New research claims that IT leaders are concerned about the security they currently have to defend against cyberattacks, but are willing to pay money to strengthen their protections.
Veeam’s fourth annual data protection trends report (Opens in a new tab) It surveyed more than 4,000 IT leaders and those involved in implementing cybersecurity strategies across organizations, and found that the adoption of hybrid work contributed to this unease.
He noted how new challenges are emerging with the increasing shift of digital infrastructure away from the premises, as organizations look to cloud document storage and cloud hosting providers, forcing them to increase their IT budgets in response.
The ‘gaps’ must be closed.
When setting goals for the rest of this year, the survey found that IT leaders want to prioritize backup implementations, as well as ensure that infrastructure-as-a-service (IaaS) and software-as-a-service (SaaS) are just as secure as data center workloads.

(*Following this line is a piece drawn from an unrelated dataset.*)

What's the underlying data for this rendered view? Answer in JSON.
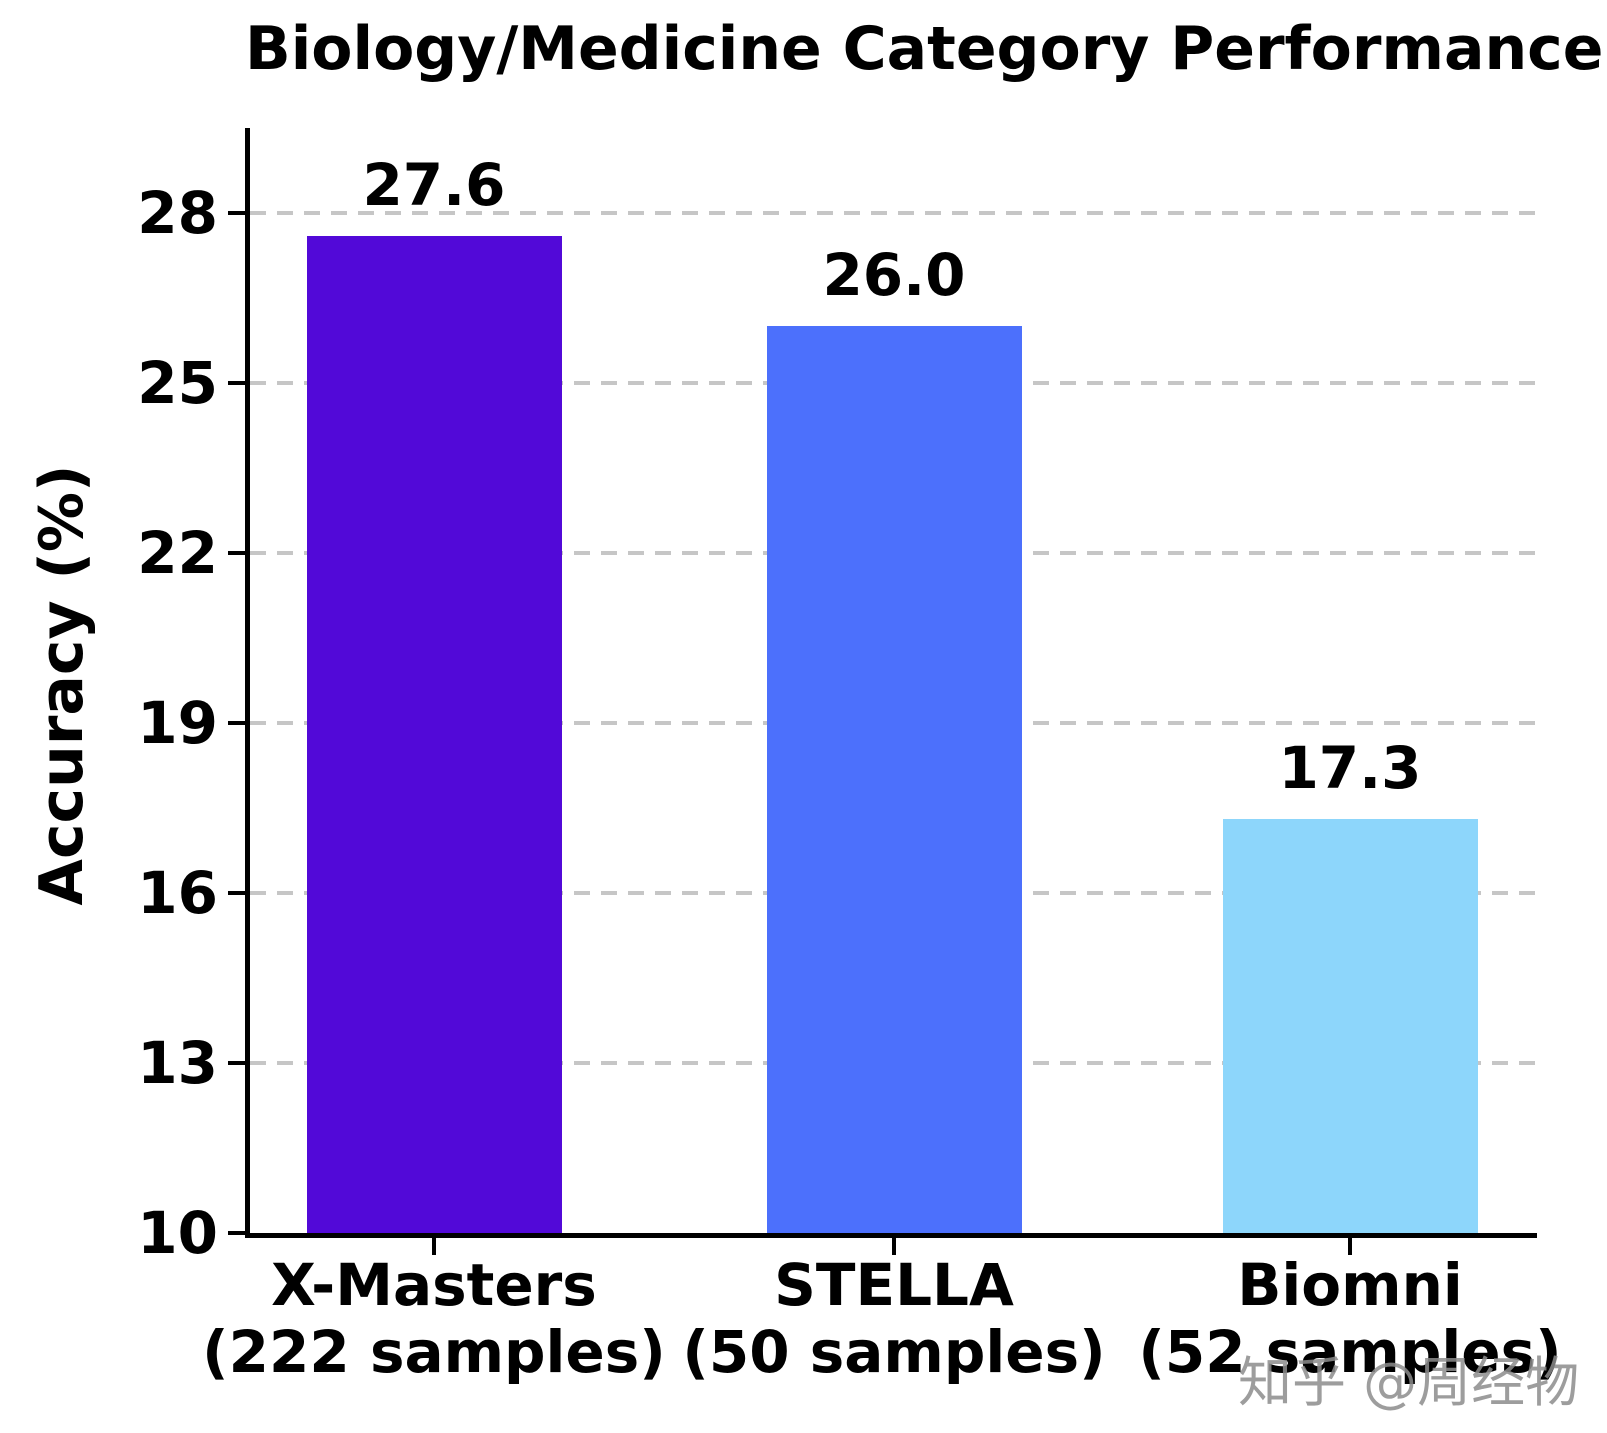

For the organizations themselves, the vast majority felt there was a gap in what they wanted and what their IT teams could deliver. More specifically, there was a perceived “availability gap” of 82% between the required and actual speeds for restoring stored data.
Nearly 80% of organizations also complained of a “protection gap”, where the amount of potential data loss is greater than the frequency of data protection by IT departments.
These gaps are the reason why more than half of the organizations surveyed want to change their protections for this year, and they serve as justification for the increase in spending on data protection as well, which is expected to rise on average by 8.3% for 85% of organizations, which is much higher than the areas The other is to spend on information technology.
Based on recent years, this protection is very much needed. Cyberattacks, especially ransomware, have been the biggest disruptions to organizations’ systems every year since 2020, with more than 80% stating they were attacked at least once in the past year, a whopping 76% increase from Veeam’s previous report.
Data recovery was of paramount importance to them, as only 55% of stolen data was salvaged. Organizations highlighted “integrating data protection into a cyber preparedness strategy” as the main focus of protection solutions.
A corollary of ransomware attacks, in addition to the initial damage they cause, is a drain on IT teams’ resources and budgets, forcing them to postpone upgrades to the enterprise digital landscape and focus on recovery efforts and the fallout from such attacks instead.
Containers such as Kubernettes are also growing in popularity – just over half of the respondents said they had planned for it. But the report lamented the fact that “the same kinds of discrepancies in data protection strategy seen in early adopters of SaaS five years ago or virtualization 15 years ago” are recurring.
The problem is that only the volume is protected, while the overall approach to protecting workloads is neglected. The report indicated that this is the usual behavior after adopting new platforms.
“Legacy backup methods won’t handle modern workloads — from IaaS and SaaS to containers — and result in slow, unreliable business recovery when you need it most,” said Danny Allan, CTO of Veeam.
“This is what IT leaders have in mind when they think about their cyber resilience plan. They need modern data protection.”